NIEHS is engaged in efforts to establish an NIH NanoHealth Enterprise. This broad-based initiative is designed to investigate the fundamental physico-chemical interactions of engineered nanomaterials with biological systems and the use of nanotechnology research as a tool for exploring cellular and molecular structure function relationships. The initiative outlines an integrated, interdisciplinary program that draws upon the expertise and interests of the NIH Institutes and Centers, along with other public and private partners to address critical research needs for the safe development of nanoscale materials and devices.

Standing Committee on Identifying and Quantifying Environmental Health Risks

NIEHS has asked the National Academies (NAS) to facilitate communication among government, industry, environmental groups, and the academic community about scientific advances that may be used in the identification, quantification, and control of environmental impacts on human health. The NAS Standing Committee on Use of Emerging Science for Environmental Health Decisions will, on an ongoing basis for a 5-year period, examine issues on the use of new discoveries, new tools, and new approaches for guiding environmental health decisions.

Implementation of the National Toxicology Program Vision and Roadmap

The NIEHS is engaged in a long-term collaboration with the National Toxicology Program to assist in efforts to achieve the program's Vision and Roadmap of future activities, particularly contributing to the development of new tools for high-throughput screening and new animal models of genetic susceptibility.

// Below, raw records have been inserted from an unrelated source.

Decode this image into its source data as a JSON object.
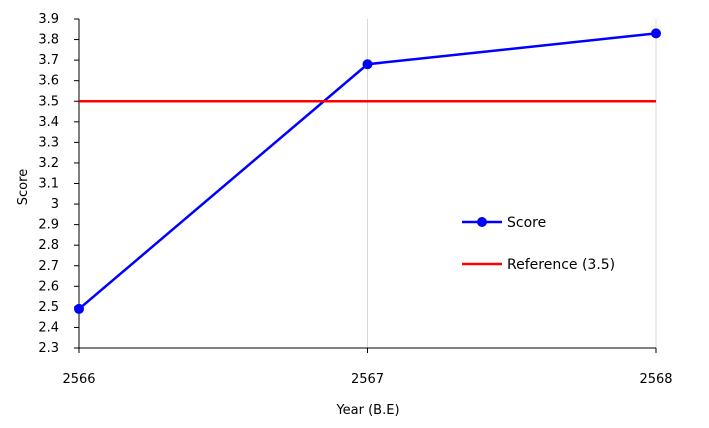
{
  "chart_data": {
    "type": "line",
    "x": [
      "2566",
      "2567",
      "2568"
    ],
    "series": [
      {
        "name": "Score",
        "values": [
          2.49,
          3.68,
          3.83
        ],
        "color": "#0000ff",
        "marker": "circle"
      },
      {
        "name": "Reference (3.5)",
        "values": [
          3.5,
          3.5,
          3.5
        ],
        "color": "#ff0000",
        "marker": "none"
      }
    ],
    "xlabel": "Year (B.E)",
    "ylabel": "Score",
    "ylim": [
      2.3,
      3.9
    ],
    "yticks": [
      "3.9",
      "3.8",
      "3.7",
      "3.6",
      "3.5",
      "3.4",
      "3.3",
      "3.2",
      "3.1",
      "3",
      "2.9",
      "2.8",
      "2.7",
      "2.6",
      "2.5",
      "2.4",
      "2.3"
    ],
    "grid": "vertical",
    "legend": "center-right"
  }
}
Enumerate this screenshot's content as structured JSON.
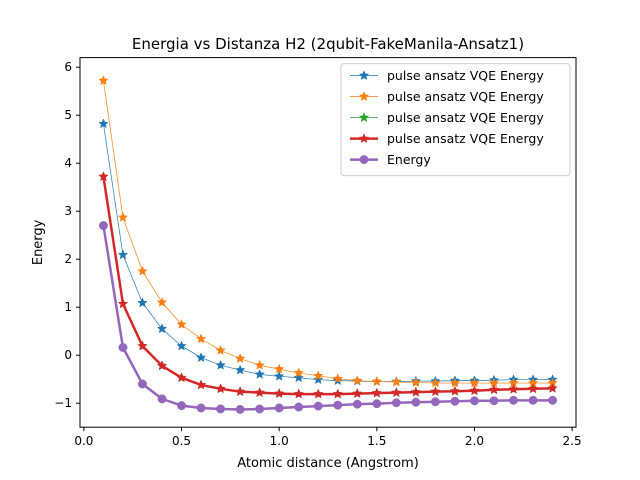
{
  "chart_data": {
    "type": "line",
    "title": "Energia vs Distanza H2 (2qubit-FakeManila-Ansatz1)",
    "xlabel": "Atomic distance (Angstrom)",
    "ylabel": "Energy",
    "xlim": [
      -0.02,
      2.52
    ],
    "ylim": [
      -1.5,
      6.2
    ],
    "xticks": [
      0.0,
      0.5,
      1.0,
      1.5,
      2.0,
      2.5
    ],
    "xtick_labels": [
      "0.0",
      "0.5",
      "1.0",
      "1.5",
      "2.0",
      "2.5"
    ],
    "yticks": [
      -1,
      0,
      1,
      2,
      3,
      4,
      5,
      6
    ],
    "ytick_labels": [
      "−1",
      "0",
      "1",
      "2",
      "3",
      "4",
      "5",
      "6"
    ],
    "grid": false,
    "legend_position": "top-right",
    "x": [
      0.1,
      0.2,
      0.3,
      0.4,
      0.5,
      0.6,
      0.7,
      0.8,
      0.9,
      1.0,
      1.1,
      1.2,
      1.3,
      1.4,
      1.5,
      1.6,
      1.7,
      1.8,
      1.9,
      2.0,
      2.1,
      2.2,
      2.3,
      2.4
    ],
    "series": [
      {
        "name": "pulse ansatz VQE Energy",
        "color": "#1f77b4",
        "marker": "star",
        "width": 0.7,
        "values": [
          4.82,
          2.09,
          1.09,
          0.55,
          0.19,
          -0.05,
          -0.21,
          -0.31,
          -0.4,
          -0.44,
          -0.47,
          -0.51,
          -0.53,
          -0.54,
          -0.55,
          -0.55,
          -0.54,
          -0.54,
          -0.53,
          -0.53,
          -0.52,
          -0.51,
          -0.51,
          -0.51
        ]
      },
      {
        "name": "pulse ansatz VQE Energy",
        "color": "#ff7f0e",
        "marker": "star",
        "width": 0.7,
        "values": [
          5.72,
          2.87,
          1.75,
          1.1,
          0.64,
          0.34,
          0.1,
          -0.07,
          -0.21,
          -0.29,
          -0.37,
          -0.43,
          -0.49,
          -0.53,
          -0.55,
          -0.56,
          -0.57,
          -0.58,
          -0.58,
          -0.58,
          -0.58,
          -0.58,
          -0.58,
          -0.58
        ]
      },
      {
        "name": "pulse ansatz VQE Energy",
        "color": "#2ca02c",
        "marker": "star",
        "width": 0.7,
        "values": [
          3.72,
          1.07,
          0.19,
          -0.22,
          -0.47,
          -0.62,
          -0.7,
          -0.76,
          -0.78,
          -0.8,
          -0.81,
          -0.81,
          -0.81,
          -0.8,
          -0.79,
          -0.78,
          -0.77,
          -0.76,
          -0.75,
          -0.74,
          -0.72,
          -0.71,
          -0.7,
          -0.69
        ]
      },
      {
        "name": "pulse ansatz VQE Energy",
        "color": "#d62728",
        "marker": "star",
        "width": 2.5,
        "values": [
          3.72,
          1.07,
          0.19,
          -0.22,
          -0.47,
          -0.62,
          -0.7,
          -0.76,
          -0.78,
          -0.8,
          -0.81,
          -0.81,
          -0.81,
          -0.8,
          -0.79,
          -0.78,
          -0.77,
          -0.76,
          -0.75,
          -0.74,
          -0.72,
          -0.71,
          -0.7,
          -0.69
        ]
      },
      {
        "name": "Energy",
        "color": "#9467bd",
        "marker": "circle",
        "width": 2.5,
        "values": [
          2.7,
          0.16,
          -0.6,
          -0.91,
          -1.05,
          -1.1,
          -1.12,
          -1.13,
          -1.12,
          -1.1,
          -1.08,
          -1.06,
          -1.04,
          -1.02,
          -1.01,
          -0.99,
          -0.98,
          -0.97,
          -0.96,
          -0.95,
          -0.95,
          -0.94,
          -0.94,
          -0.94
        ]
      }
    ]
  }
}
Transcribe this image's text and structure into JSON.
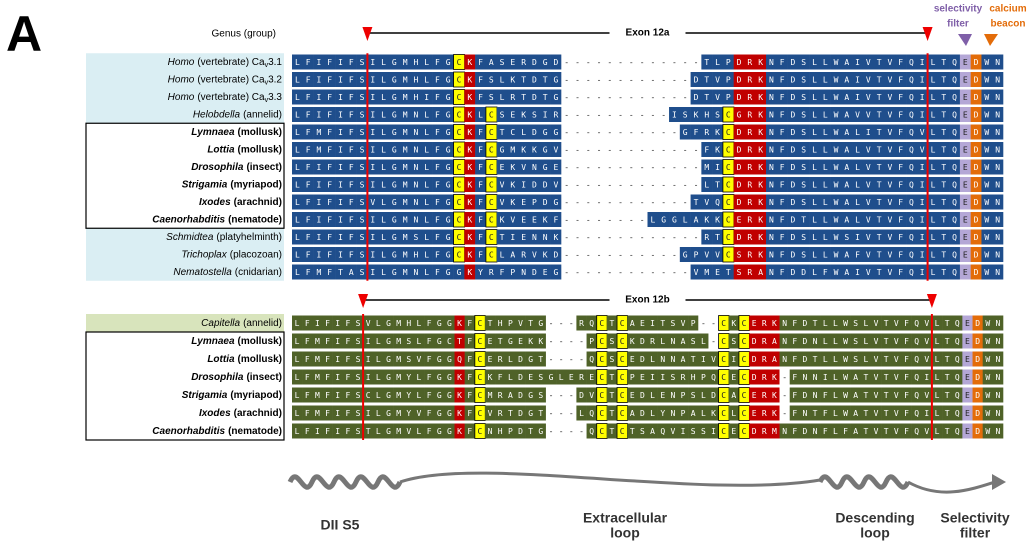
{
  "panel_label": "A",
  "header": {
    "genus_group": "Genus (group)",
    "selectivity_filter": [
      "selectivity",
      "filter"
    ],
    "calcium_beacon": [
      "calcium",
      "beacon"
    ]
  },
  "alignments": [
    {
      "exon": "Exon 12a",
      "color": "#1f4e8c",
      "rows": [
        {
          "genus": "Homo",
          "group": "(vertebrate) Ca",
          "sub": "v",
          "suffix": "3.1",
          "bold": false,
          "sequence": "LFIFIFSILGMHLFGCKFASERDGD-------------TLPDRKNFDSLLWAIVTVFQILTQEDWN"
        },
        {
          "genus": "Homo",
          "group": "(vertebrate) Ca",
          "sub": "v",
          "suffix": "3.2",
          "bold": false,
          "sequence": "LFIFIFSILGMHLFGCKFSLKTDTG------------DTVPDRKNFDSLLWAIVTVFQILTQEDWN"
        },
        {
          "genus": "Homo",
          "group": "(vertebrate) Ca",
          "sub": "v",
          "suffix": "3.3",
          "bold": false,
          "sequence": "LFIFIFSILGMHIFGCKFSLRTDTG------------DTVPDRKNFDSLLWAIVTVFQILTQEDWN"
        },
        {
          "genus": "Helobdella",
          "group": "(annelid)",
          "bold": false,
          "sequence": "LFIFIFSILGMNLFGCKLCSEKSIR----------ISKHSCGRKNFDSLLWAVVTVFQILTQEDWN"
        },
        {
          "genus": "Lymnaea",
          "group": "(mollusk)",
          "bold": true,
          "sequence": "LFMFIFSILGMNLFGCKFCTCLDGG-----------GFRKCDRKNFDSLLWALITVFQVLTQEDWN"
        },
        {
          "genus": "Lottia",
          "group": "(mollusk)",
          "bold": true,
          "sequence": "LFMFIFSILGMNLFGCKFCGMKKGV-------------FKCDRKNFDSLLWALVTVFQVLTQEDWN"
        },
        {
          "genus": "Drosophila",
          "group": "(insect)",
          "bold": true,
          "sequence": "LFIFIFSILGMNLFGCKFCEKVNGE-------------MICDRKNFDSLLWALVTVFQILTQEDWN"
        },
        {
          "genus": "Strigamia",
          "group": "(myriapod)",
          "bold": true,
          "sequence": "LFIFIFSILGMNLFGCKFCVKIDDV-------------LTCDRKNFDSLLWALVTVFQILTQEDWN"
        },
        {
          "genus": "Ixodes",
          "group": "(arachnid)",
          "bold": true,
          "sequence": "LFIFIFSVLGMNLFGCKFCVKEPDG------------TVQCDRKNFDSLLWALVTVFQILTQEDWN"
        },
        {
          "genus": "Caenorhabditis",
          "group": "(nematode)",
          "bold": true,
          "sequence": "LFIFIFSILGMNLFGCKFCKVEEKF--------LGGLAKKCERKNFDTLLWALVTVFQILTQEDWN"
        },
        {
          "genus": "Schmidtea",
          "group": "(platyhelminth)",
          "bold": false,
          "sequence": "LFIFIFSILGMSLFGCKFCTIENNK-------------RTCDRKNFDSLLWSIVTVFQILTQEDWN"
        },
        {
          "genus": "Trichoplax",
          "group": "(placozoan)",
          "bold": false,
          "sequence": "LFIFIFSILGMHLFGCKFCLARVKD-----------GPVVCSRKNFDSLLWAFVTVFQILTQEDWN"
        },
        {
          "genus": "Nematostella",
          "group": "(cnidarian)",
          "bold": false,
          "sequence": "LFMFTASILGMNLFGGKYRFPNDEG------------VMETSRANFDDLFWAIVTVFQILTQEDWN"
        }
      ]
    },
    {
      "exon": "Exon 12b",
      "color": "#4f6228",
      "rows": [
        {
          "genus": "Capitella",
          "group": "(annelid)",
          "bold": false,
          "sequence": "LFIFIFSVLGMHLFGGKFCTHPVTG---RQCTCAEITSVP--CKCERKNFDTLLWSLVTVFQVLTQEDWN"
        },
        {
          "genus": "Lymnaea",
          "group": "(mollusk)",
          "bold": true,
          "sequence": "LFMFIFSILGMSLFGCTFCETGEKK----PCSCKDRLNASL-CSCDRANFDNLLWSLVTVFQVLTQEDWN"
        },
        {
          "genus": "Lottia",
          "group": "(mollusk)",
          "bold": true,
          "sequence": "LFMFIFSILGMSVFGGQFCERLDGT----QCSCEDLNNATIVCICDRANFDTLLWSLVTVFQVLTQEDWN"
        },
        {
          "genus": "Drosophila",
          "group": "(insect)",
          "bold": true,
          "sequence": "LFMFIFSILGMYLFGGKFCKFLDESGLERECTCPEIISRHPQCECDRK-FNNILWATVTVFQILTQEDWN"
        },
        {
          "genus": "Strigamia",
          "group": "(myriapod)",
          "bold": true,
          "sequence": "LFMFIFSCLGMYLFGGKFCMRADGS---DVCTCEDLENPSLDCACERK-FDNFLWATVTVFQVLTQEDWN"
        },
        {
          "genus": "Ixodes",
          "group": "(arachnid)",
          "bold": true,
          "sequence": "LFMFIFSILGMYVFGGKFCVRTDGT---LQCTCADLYNPALKCLCERK-FNTFLWATVTVFQILTQEDWN"
        },
        {
          "genus": "Caenorhabditis",
          "group": "(nematode)",
          "bold": true,
          "sequence": "LFIFIFSTLGMVLFGGKFCNHPDTG----QCTCTSAQVISSICECDRMNFDNFLFATVTVFQVLTQEDWN"
        }
      ]
    }
  ],
  "structure": {
    "labels": [
      [
        "DII S5"
      ],
      [
        "Extracellular",
        "loop"
      ],
      [
        "Descending",
        "loop"
      ],
      [
        "Selectivity",
        "filter"
      ]
    ]
  }
}
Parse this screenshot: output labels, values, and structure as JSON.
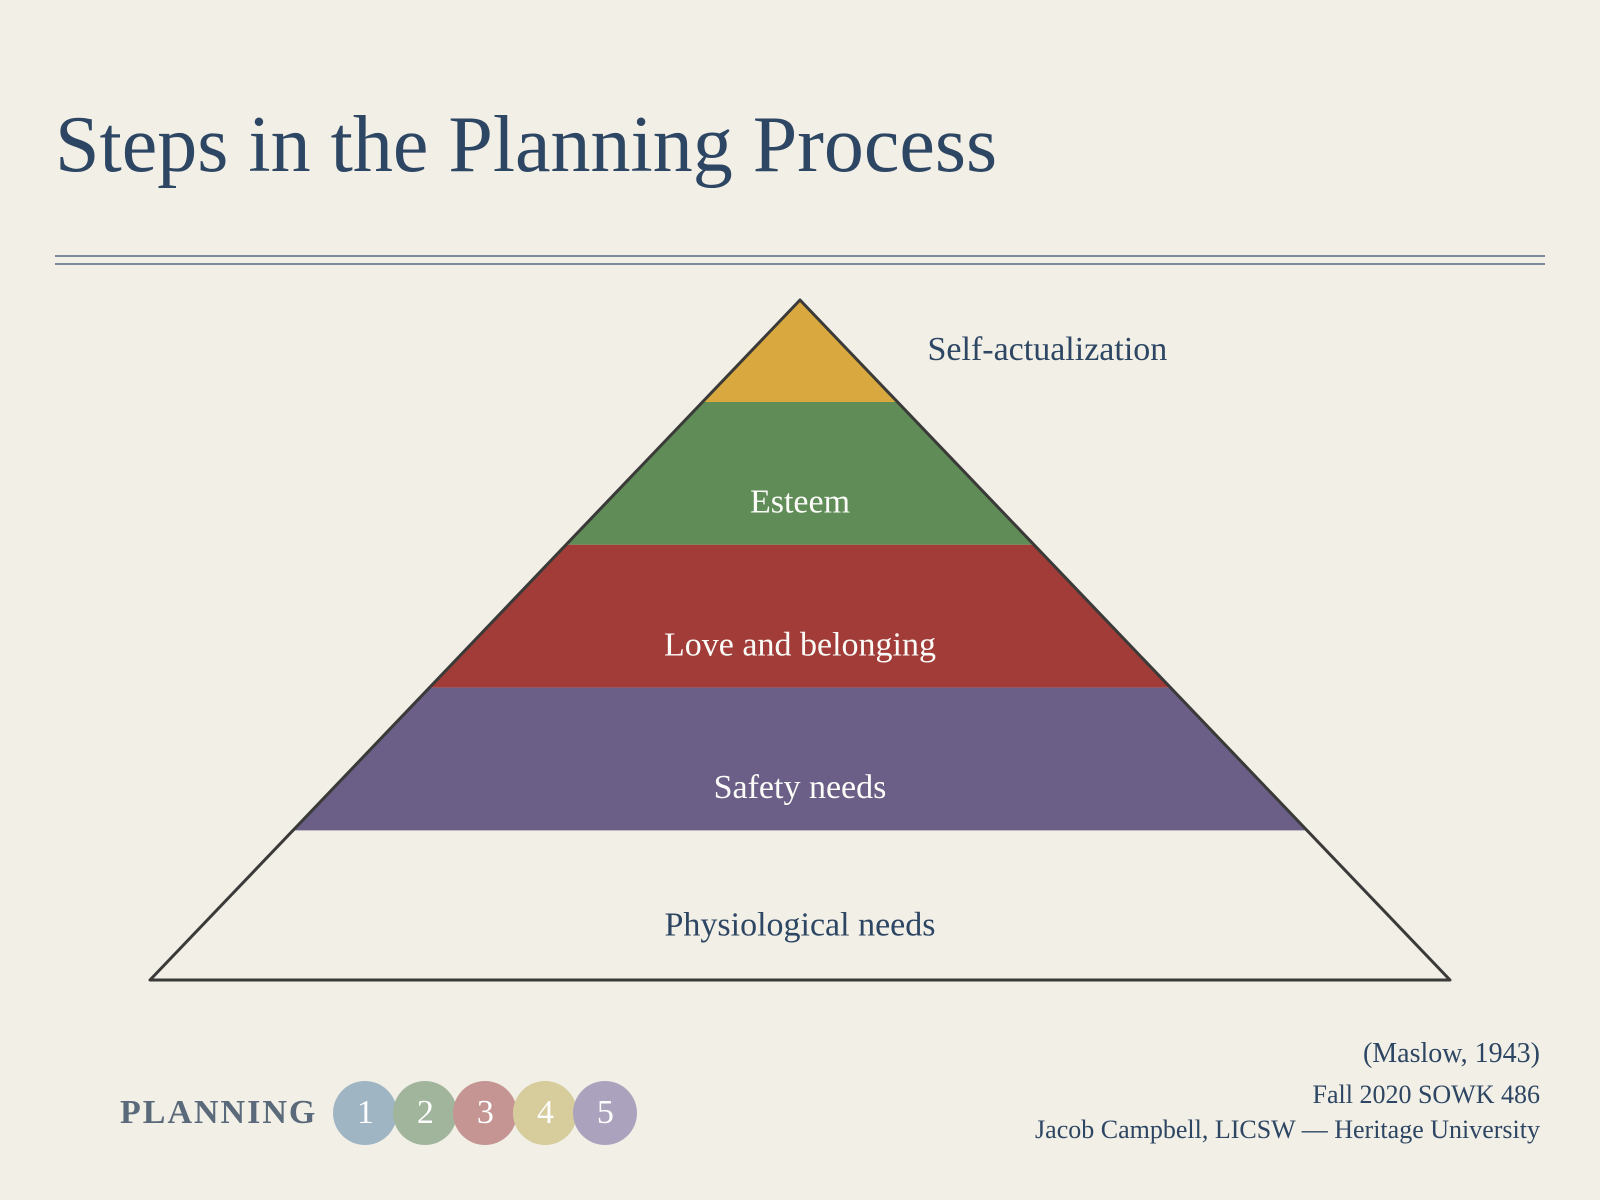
{
  "title": "Steps in the Planning Process",
  "title_color": "#2d4663",
  "title_fontsize": 80,
  "background_color": "#f2efe6",
  "rule_color": "#7c8a9e",
  "pyramid": {
    "type": "pyramid",
    "outline_color": "#3a3a38",
    "outline_width": 3,
    "levels": [
      {
        "label": "Self-actualization",
        "color": "#d9a93f",
        "label_outside": true,
        "label_color": "#2d4663",
        "text_fontsize": 34
      },
      {
        "label": "Esteem",
        "color": "#5f8c57",
        "label_outside": false,
        "label_color": "#fdfdfa",
        "text_fontsize": 34
      },
      {
        "label": "Love and belonging",
        "color": "#a23c38",
        "label_outside": false,
        "label_color": "#fdfdfa",
        "text_fontsize": 34
      },
      {
        "label": "Safety needs",
        "color": "#6b5f87",
        "label_outside": false,
        "label_color": "#fdfdfa",
        "text_fontsize": 34
      },
      {
        "label": "Physiological needs",
        "color": "transparent",
        "label_outside": false,
        "label_color": "#2d4663",
        "text_fontsize": 34
      }
    ],
    "height_fractions": [
      0.15,
      0.21,
      0.21,
      0.21,
      0.22
    ]
  },
  "citation": "(Maslow, 1943)",
  "course_term": "Fall 2020 SOWK 486",
  "attribution": "Jacob Campbell, LICSW — Heritage University",
  "footer": {
    "label": "PLANNING",
    "label_color": "#5a6a7a",
    "label_fontsize": 34,
    "steps": [
      {
        "num": "1",
        "color": "#9fb5c4"
      },
      {
        "num": "2",
        "color": "#a0b59c"
      },
      {
        "num": "3",
        "color": "#c49592"
      },
      {
        "num": "4",
        "color": "#d6cc9c"
      },
      {
        "num": "5",
        "color": "#aba3bd"
      }
    ],
    "circle_diameter": 64,
    "circle_text_color": "#ffffff"
  }
}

Institute of Medicine Roundtable on Environmental Health Sciences, Research, and Medicine

The NIEHS was instrumental in establishing the National Academy of Sciences Institute of Medicine Roundtable on Environmental Health Sciences, Research, and Medicine, and continues to sponsor the panel with the NIEHS acting director as a member. The Roundtable was created to provide a mechanism for parties interested in environmental health from the academic, industrial, and federal research perspectives to meet and discuss sensitive and difficult issues of mutual interest in a neutral setting. The purpose is to foster dialogue and discussion among sectors and institutions and to illuminate issues, not resolve them. Among the landmark publications in the Roundtable's history is the seminal 2001 report, Rebuilding the Unity of Health and the Environment: A New Vision of Environmental Health for the 21st Century.